Doing references in footnote style like this has become the preferred format for articles going through the GA and FA processes. However, there is no restriction that an article must have only footnotes. See California Southern Railroad, for example; that article lists both general references and specific footnote citations. Slambo (Speak) 10:48, 19 July 2007 (UTC)[]
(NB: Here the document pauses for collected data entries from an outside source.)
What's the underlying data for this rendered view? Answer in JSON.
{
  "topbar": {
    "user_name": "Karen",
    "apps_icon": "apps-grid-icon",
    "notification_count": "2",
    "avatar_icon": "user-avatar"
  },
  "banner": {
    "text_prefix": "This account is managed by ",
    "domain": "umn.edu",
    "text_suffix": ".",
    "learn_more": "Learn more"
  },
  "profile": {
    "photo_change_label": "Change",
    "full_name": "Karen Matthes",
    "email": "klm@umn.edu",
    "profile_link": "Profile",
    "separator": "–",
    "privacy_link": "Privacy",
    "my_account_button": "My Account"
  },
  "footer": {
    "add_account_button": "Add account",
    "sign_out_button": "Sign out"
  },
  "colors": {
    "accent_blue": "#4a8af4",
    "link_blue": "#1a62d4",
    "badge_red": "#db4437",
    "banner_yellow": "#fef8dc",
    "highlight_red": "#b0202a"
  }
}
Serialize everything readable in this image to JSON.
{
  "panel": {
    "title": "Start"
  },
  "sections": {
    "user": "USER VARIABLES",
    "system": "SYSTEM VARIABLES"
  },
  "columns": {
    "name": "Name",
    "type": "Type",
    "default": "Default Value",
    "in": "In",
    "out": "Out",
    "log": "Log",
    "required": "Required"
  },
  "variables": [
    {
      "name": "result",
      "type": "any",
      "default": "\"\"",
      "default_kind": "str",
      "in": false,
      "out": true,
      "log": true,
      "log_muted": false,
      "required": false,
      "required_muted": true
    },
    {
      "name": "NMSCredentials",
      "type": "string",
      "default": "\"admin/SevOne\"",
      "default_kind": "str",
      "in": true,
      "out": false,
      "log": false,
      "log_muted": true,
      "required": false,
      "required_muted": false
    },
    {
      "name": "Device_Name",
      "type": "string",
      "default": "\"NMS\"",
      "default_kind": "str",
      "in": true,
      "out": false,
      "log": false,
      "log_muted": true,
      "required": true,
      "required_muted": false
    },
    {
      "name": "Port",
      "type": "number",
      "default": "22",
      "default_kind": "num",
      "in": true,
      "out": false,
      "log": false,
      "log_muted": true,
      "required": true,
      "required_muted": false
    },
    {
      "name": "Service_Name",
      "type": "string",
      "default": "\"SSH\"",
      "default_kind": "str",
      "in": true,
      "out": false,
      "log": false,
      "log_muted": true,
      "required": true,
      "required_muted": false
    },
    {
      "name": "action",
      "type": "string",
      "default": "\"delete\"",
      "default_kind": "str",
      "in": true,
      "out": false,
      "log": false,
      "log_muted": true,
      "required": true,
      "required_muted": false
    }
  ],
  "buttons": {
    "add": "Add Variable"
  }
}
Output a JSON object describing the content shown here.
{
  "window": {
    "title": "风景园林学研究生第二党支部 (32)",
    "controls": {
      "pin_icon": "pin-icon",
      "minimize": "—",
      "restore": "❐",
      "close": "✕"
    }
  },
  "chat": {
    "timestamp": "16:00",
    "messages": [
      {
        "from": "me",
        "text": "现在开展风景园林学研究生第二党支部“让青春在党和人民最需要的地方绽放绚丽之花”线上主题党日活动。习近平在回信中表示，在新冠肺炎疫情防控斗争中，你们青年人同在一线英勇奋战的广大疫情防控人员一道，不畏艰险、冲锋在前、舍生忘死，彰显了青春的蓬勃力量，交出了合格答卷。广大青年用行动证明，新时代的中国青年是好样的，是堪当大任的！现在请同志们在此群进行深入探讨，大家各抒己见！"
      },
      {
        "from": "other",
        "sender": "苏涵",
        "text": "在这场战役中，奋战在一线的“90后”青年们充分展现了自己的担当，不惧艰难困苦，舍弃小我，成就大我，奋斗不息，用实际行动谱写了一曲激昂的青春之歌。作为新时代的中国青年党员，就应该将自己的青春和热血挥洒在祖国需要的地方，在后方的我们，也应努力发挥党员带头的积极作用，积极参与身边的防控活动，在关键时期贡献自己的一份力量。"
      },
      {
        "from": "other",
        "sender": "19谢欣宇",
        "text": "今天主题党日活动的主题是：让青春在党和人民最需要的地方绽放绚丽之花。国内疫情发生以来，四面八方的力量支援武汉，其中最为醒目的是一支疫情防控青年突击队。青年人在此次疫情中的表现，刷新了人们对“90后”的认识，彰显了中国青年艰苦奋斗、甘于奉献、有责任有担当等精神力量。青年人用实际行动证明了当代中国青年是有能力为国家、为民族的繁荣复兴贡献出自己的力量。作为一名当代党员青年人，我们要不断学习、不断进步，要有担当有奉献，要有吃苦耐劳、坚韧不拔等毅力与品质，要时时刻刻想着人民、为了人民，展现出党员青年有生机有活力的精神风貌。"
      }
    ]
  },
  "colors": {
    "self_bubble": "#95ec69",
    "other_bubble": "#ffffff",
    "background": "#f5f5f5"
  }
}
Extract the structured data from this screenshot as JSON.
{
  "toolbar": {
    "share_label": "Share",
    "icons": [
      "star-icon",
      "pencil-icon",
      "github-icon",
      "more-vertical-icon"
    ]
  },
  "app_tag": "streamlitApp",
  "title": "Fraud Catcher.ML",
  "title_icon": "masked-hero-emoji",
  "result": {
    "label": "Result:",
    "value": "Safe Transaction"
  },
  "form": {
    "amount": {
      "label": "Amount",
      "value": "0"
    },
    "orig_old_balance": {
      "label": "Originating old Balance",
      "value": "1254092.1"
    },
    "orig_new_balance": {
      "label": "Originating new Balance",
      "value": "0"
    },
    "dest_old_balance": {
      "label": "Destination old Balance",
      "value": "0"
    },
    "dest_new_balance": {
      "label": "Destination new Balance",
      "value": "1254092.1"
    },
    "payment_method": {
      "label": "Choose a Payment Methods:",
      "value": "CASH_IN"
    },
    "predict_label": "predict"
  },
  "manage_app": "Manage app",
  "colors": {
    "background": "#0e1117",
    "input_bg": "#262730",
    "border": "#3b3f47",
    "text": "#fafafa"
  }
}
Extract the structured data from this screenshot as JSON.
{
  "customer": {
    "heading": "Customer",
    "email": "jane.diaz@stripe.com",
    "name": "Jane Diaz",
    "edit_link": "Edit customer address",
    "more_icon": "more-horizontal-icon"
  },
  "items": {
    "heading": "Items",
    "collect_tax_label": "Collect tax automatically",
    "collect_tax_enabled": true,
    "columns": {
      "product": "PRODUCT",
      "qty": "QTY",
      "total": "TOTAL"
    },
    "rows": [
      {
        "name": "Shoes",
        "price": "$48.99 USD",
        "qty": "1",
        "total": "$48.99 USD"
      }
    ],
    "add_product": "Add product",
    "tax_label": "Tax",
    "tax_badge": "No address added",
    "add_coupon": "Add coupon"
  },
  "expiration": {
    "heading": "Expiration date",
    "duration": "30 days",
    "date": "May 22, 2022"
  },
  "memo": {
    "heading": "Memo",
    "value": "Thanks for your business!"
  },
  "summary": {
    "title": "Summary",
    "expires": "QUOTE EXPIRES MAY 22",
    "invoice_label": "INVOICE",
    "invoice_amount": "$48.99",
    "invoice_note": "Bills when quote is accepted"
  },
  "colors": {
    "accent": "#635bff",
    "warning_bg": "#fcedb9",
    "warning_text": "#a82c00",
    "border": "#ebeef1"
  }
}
Cannon Ball Baker races the train[edit]

The article currently says "in 1928, Erwin "Cannon Ball" Baker, who eventually became the first commissioner of NASCAR, raced the 20th Century Limited from New York to Chicago in an automobile, beating the train." This is unsourced, and I can't confirm it from any other googleable source. I imagine that if this really happened (I'm skeptical since 1928 newspapers were not known to provide the truth and only the truth), Mr. Baker used a route considerably shorter than the train's 960.7 miles. It would be interesting to know how much shorter--not to mention how reliable all this information is.C. Cerf (talk) 02:35, 22 May 2009 (UTC)[]

Twentieth or 20th?[edit]

69.115.42.244 (talk · contribs) has just been changing uses here and at Commons from Twentieth to 20th. This is probably correct, but is it cited anywhere? Was it even that cut and dried, or were both used? Did it change over time? I'm in the UK, so don't have much access to sourcing on this. However the two refs I do have, from UK books I've scanned for Commons published twenty years apart, both used Twentieth.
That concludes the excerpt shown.